While the outpouring of condemnation over the Indiana law is reassuring to see, and apparently effective in bringing about some small token change, it also elicits a response – at least from me – of “Where ya’ been?” These laws are nothing new. States and the federal government have been hating on us for quite some time. Perhaps if people had asked for some clarity when the original Religious Freedom Restoration Act was passed and signed into law by President Clinton back in 1993, as well as asked candidates for their interpretations of the act with regards to discrimination in the five presidential elections we’ve had since 1993, states wouldn’t be so quick to jump onto the RFRA bandwagon. Or if companies threatened to pull their businesses out of other states when they passed anti-LGBT laws (some did, in all fairness). Or if celebrities tweeted and Facebooked their indignation over discriminatory laws in years passed (again, some did).
Still, it often just takes one person to wake people up and start a movement, whether it’s a tired black woman on a bus or a conservative governor of Indiana. One can only hope that the momentum and support gained in recent weeks doesn’t fade once the next celebrity cause appears, and that the army of LGBT supporters continues to fight to be recognized with dignity. One can also hope that many of the students at MBLGTACC will lead that army in the next generation.
It’s 2:30 on Sunday afternoon, and I find myself driving once more through that bleak Indiana landscape. The conference has been a wonderful experience, even if Normal, Illinois, was one of the coldest freaking places I’ve ever been. Quiet Aaron now occupies the front seat of the car, and Haley is stretched across the back seat. While Haley was apparently born with a rainbow umbilical cord and has been out since she learned to talk, Aaron reveals that he has been out of the closet for about two seconds, but not to everyone, and isn’t quite sure what to make of this whole gay lifestyle.

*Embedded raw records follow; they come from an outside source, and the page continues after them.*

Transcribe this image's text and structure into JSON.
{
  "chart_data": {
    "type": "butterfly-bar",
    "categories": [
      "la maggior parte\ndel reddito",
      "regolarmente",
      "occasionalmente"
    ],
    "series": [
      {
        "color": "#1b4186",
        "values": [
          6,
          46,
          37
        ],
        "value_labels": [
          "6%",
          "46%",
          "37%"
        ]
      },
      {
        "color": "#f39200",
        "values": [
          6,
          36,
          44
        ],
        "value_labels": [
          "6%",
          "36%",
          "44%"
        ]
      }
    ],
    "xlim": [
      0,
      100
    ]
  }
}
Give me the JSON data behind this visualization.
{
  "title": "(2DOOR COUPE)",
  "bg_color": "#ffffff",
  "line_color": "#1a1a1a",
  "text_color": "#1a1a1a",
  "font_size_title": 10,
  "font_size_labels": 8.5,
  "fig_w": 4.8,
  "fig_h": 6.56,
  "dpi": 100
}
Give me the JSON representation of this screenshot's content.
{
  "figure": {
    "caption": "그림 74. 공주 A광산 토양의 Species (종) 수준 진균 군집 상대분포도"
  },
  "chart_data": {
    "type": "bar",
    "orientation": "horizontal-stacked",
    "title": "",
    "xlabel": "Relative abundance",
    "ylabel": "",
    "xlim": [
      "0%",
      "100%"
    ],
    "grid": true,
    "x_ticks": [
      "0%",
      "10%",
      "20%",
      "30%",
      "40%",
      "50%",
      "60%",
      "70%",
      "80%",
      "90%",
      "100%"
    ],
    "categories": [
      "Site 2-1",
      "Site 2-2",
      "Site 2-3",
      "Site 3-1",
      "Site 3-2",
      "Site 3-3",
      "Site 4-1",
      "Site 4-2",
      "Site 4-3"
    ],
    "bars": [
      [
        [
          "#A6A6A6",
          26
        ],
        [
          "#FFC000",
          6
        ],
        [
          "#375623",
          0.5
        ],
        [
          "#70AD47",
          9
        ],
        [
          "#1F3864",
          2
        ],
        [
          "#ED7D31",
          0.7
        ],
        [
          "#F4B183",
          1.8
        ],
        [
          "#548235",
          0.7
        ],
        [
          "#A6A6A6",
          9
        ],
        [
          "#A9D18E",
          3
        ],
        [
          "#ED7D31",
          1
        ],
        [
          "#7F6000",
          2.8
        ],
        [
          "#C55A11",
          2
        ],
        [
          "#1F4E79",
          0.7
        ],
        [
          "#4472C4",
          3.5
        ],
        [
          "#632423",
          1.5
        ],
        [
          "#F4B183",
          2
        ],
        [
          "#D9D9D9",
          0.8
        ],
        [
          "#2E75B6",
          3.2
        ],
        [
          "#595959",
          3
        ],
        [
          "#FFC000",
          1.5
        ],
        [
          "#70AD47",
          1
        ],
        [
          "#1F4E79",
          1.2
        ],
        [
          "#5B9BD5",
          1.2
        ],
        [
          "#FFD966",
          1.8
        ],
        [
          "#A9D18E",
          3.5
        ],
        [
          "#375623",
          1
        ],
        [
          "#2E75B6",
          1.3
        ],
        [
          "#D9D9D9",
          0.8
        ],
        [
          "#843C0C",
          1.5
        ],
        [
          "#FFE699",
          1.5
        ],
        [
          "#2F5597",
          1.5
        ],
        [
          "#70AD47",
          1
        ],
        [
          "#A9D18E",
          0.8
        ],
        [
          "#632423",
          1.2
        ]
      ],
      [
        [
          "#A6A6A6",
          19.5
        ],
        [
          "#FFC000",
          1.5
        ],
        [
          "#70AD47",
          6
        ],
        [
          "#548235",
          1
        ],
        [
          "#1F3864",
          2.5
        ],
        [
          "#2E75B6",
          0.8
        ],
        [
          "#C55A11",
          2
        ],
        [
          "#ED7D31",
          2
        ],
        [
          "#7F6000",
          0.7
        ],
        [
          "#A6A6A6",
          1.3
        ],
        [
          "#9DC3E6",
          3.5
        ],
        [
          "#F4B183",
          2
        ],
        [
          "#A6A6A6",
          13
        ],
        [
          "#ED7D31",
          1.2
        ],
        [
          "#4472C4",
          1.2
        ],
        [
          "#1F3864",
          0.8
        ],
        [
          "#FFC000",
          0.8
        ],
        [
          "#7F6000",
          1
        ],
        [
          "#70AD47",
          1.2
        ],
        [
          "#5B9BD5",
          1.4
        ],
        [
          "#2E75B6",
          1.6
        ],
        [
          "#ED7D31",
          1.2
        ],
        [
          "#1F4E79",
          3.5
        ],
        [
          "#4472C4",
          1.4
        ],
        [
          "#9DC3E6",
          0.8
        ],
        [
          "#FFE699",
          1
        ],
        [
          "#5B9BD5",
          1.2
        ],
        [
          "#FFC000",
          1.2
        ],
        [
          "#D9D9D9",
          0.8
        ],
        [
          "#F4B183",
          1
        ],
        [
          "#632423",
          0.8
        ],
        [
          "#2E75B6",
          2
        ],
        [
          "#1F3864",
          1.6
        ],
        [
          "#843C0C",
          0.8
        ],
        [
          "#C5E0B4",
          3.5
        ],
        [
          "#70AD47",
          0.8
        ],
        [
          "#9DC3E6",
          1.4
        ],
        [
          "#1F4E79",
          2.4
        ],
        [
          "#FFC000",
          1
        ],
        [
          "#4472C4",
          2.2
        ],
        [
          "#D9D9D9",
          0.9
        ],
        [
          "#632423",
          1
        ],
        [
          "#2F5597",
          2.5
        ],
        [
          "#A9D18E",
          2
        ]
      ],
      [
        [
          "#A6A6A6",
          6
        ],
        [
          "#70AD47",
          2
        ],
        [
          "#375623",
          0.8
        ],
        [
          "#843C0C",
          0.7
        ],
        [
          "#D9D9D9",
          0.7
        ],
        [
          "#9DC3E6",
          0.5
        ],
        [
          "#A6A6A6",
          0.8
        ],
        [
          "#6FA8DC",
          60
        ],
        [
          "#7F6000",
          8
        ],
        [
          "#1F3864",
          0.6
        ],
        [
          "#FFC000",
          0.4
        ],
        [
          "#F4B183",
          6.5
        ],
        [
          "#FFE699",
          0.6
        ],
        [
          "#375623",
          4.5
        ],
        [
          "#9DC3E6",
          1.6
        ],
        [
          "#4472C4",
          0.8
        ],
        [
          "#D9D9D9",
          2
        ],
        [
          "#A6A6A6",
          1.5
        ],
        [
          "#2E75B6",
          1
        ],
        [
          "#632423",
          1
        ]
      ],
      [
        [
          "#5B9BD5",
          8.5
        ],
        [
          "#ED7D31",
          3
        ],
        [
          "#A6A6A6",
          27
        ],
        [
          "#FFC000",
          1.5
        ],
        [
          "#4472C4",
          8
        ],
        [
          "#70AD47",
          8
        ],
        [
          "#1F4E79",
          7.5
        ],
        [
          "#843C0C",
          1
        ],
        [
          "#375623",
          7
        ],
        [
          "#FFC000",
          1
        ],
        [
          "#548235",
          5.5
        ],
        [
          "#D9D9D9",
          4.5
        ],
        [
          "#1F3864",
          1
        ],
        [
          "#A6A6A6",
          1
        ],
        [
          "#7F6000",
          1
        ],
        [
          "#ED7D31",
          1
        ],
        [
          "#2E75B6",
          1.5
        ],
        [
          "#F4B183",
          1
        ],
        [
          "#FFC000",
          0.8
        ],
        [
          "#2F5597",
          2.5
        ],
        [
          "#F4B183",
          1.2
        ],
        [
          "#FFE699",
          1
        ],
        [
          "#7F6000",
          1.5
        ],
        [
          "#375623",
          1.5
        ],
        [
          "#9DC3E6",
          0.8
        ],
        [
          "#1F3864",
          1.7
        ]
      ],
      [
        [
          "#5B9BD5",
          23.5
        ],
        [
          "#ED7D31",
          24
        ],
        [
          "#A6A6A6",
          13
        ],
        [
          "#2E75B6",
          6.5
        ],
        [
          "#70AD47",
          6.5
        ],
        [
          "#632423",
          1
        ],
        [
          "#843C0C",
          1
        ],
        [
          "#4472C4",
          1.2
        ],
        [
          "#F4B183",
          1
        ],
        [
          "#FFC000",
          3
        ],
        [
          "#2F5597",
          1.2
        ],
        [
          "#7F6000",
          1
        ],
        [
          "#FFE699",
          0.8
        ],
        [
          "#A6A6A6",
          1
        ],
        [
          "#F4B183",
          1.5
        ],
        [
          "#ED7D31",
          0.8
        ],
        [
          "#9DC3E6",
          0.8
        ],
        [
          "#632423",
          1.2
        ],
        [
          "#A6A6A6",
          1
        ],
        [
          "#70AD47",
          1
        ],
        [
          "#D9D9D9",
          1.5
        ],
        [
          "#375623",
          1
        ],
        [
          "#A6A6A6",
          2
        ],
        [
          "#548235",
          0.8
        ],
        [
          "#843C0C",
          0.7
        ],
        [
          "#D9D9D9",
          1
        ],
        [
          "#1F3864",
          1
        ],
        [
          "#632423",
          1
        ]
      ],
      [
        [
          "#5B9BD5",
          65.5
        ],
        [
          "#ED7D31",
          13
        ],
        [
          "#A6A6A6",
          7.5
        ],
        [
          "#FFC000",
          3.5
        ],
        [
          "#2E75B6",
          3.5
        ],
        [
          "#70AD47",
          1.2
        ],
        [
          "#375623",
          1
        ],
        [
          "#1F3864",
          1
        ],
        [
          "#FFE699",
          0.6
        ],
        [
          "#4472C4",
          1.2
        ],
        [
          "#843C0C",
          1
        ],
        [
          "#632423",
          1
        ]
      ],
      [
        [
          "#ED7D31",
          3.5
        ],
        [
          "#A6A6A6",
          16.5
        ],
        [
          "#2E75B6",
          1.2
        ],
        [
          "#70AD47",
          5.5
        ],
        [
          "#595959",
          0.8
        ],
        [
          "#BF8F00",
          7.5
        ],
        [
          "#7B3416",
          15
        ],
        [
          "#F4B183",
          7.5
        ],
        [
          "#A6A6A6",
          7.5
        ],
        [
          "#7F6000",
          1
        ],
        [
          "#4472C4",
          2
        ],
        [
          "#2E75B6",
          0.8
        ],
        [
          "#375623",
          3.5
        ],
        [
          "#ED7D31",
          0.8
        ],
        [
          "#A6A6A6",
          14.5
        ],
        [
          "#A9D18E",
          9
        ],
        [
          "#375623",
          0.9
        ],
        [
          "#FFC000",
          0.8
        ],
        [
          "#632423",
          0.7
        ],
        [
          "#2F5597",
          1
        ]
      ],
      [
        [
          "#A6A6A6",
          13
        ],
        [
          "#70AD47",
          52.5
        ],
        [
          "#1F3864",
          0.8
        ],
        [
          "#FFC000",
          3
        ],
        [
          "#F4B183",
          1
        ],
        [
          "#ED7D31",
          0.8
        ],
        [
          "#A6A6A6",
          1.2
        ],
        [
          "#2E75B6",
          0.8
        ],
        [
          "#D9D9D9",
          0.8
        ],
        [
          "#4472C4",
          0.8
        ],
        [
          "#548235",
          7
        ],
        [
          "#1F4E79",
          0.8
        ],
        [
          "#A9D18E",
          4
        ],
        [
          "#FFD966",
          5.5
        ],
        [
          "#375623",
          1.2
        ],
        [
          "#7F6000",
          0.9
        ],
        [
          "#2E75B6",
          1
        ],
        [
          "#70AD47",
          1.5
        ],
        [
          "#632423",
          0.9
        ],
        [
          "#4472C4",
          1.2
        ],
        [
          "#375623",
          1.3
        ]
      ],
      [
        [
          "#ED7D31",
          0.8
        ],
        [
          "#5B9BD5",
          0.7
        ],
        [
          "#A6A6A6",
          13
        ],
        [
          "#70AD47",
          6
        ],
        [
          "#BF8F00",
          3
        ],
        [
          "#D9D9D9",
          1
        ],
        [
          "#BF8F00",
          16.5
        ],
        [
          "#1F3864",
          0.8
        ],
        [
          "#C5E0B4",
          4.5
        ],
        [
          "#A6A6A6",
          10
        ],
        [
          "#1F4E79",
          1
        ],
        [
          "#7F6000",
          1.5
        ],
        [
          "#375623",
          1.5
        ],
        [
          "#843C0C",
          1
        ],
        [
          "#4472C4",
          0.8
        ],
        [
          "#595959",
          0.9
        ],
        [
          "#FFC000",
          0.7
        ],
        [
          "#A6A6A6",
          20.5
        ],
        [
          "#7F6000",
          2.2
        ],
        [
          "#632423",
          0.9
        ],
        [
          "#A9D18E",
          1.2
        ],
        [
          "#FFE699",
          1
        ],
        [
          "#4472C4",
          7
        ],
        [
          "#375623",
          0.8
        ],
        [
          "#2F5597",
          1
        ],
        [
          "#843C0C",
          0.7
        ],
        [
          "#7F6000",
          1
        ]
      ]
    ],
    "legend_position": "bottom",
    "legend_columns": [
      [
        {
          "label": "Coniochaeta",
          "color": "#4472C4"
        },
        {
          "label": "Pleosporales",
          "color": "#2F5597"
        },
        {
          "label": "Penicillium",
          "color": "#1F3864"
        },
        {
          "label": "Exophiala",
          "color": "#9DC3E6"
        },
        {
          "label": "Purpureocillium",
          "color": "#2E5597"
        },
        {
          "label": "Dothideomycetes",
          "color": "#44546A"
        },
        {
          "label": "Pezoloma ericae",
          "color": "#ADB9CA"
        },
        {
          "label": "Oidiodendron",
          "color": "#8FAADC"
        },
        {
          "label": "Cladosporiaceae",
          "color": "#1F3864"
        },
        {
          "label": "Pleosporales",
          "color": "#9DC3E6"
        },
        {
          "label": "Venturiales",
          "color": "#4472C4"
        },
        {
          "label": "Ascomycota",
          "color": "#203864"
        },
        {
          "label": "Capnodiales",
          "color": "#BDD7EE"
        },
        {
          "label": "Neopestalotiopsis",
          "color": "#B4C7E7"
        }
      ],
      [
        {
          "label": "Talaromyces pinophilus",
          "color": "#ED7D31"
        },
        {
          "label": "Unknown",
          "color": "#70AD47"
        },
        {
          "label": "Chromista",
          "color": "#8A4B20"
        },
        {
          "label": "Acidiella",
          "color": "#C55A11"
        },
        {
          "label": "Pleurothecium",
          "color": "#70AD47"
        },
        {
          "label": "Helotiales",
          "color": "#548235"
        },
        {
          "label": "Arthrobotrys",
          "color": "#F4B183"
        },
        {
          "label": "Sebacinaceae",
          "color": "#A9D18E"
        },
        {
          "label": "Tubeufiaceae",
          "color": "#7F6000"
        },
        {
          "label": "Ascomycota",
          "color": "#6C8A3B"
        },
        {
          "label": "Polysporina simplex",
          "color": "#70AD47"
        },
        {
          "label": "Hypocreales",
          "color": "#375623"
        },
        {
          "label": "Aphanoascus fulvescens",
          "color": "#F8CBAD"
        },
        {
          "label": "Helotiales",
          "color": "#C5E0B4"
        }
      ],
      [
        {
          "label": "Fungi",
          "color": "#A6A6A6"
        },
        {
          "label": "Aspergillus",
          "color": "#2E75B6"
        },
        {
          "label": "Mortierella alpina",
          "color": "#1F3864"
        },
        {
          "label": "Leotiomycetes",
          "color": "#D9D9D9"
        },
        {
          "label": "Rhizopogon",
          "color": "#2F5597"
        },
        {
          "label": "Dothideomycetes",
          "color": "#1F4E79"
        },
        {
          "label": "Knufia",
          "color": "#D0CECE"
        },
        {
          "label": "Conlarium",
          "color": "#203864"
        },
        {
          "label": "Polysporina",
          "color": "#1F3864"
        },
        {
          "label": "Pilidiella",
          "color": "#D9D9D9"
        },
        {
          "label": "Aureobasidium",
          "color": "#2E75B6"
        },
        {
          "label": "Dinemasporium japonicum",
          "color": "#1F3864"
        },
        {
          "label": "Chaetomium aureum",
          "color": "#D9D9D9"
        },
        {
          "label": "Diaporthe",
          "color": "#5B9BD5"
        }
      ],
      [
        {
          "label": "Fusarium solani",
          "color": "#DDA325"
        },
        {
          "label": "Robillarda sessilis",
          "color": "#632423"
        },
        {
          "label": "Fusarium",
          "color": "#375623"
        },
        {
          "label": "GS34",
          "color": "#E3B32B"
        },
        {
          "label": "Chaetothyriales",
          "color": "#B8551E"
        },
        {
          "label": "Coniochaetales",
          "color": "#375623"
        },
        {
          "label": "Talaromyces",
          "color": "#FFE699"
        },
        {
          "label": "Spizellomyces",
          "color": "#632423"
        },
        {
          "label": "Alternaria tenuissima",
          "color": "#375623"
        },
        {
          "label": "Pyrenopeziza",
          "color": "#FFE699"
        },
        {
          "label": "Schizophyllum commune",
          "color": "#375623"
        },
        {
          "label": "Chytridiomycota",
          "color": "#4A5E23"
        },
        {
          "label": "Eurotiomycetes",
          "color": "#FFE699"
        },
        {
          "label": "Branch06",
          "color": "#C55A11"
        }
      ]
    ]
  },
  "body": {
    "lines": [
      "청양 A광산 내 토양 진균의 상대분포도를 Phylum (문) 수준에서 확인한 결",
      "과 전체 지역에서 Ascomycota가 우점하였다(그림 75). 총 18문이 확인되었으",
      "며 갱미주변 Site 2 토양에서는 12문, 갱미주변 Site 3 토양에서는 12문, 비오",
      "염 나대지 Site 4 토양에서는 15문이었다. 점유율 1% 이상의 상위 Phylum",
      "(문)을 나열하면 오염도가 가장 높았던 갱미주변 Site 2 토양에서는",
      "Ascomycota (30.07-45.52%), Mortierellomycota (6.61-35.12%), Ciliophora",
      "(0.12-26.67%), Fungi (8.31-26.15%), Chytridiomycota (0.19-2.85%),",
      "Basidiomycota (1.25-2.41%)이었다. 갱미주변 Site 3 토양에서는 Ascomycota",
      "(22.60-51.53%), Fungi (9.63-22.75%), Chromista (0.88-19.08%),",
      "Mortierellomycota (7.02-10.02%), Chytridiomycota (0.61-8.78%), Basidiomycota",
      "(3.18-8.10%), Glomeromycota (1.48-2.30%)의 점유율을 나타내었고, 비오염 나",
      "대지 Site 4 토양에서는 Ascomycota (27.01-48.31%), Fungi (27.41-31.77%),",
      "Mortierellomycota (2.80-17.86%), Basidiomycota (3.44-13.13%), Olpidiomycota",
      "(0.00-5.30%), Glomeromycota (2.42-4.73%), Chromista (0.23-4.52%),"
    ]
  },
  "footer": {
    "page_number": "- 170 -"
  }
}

He treasures the small-town morals of his parents, although not their position on homosexuality, and he longs to meet a man who has those same morals. These two are at opposite ends of the experience of being out and queer, yet here we all are discussing different perspectives on the LGBT experience and learning from one another. It is these conversations, in the car and over dinners and lunches, that were the most rewarding part of the conference, and what has convinced me that it’s going to be one hell of an army fighting for our civil rights.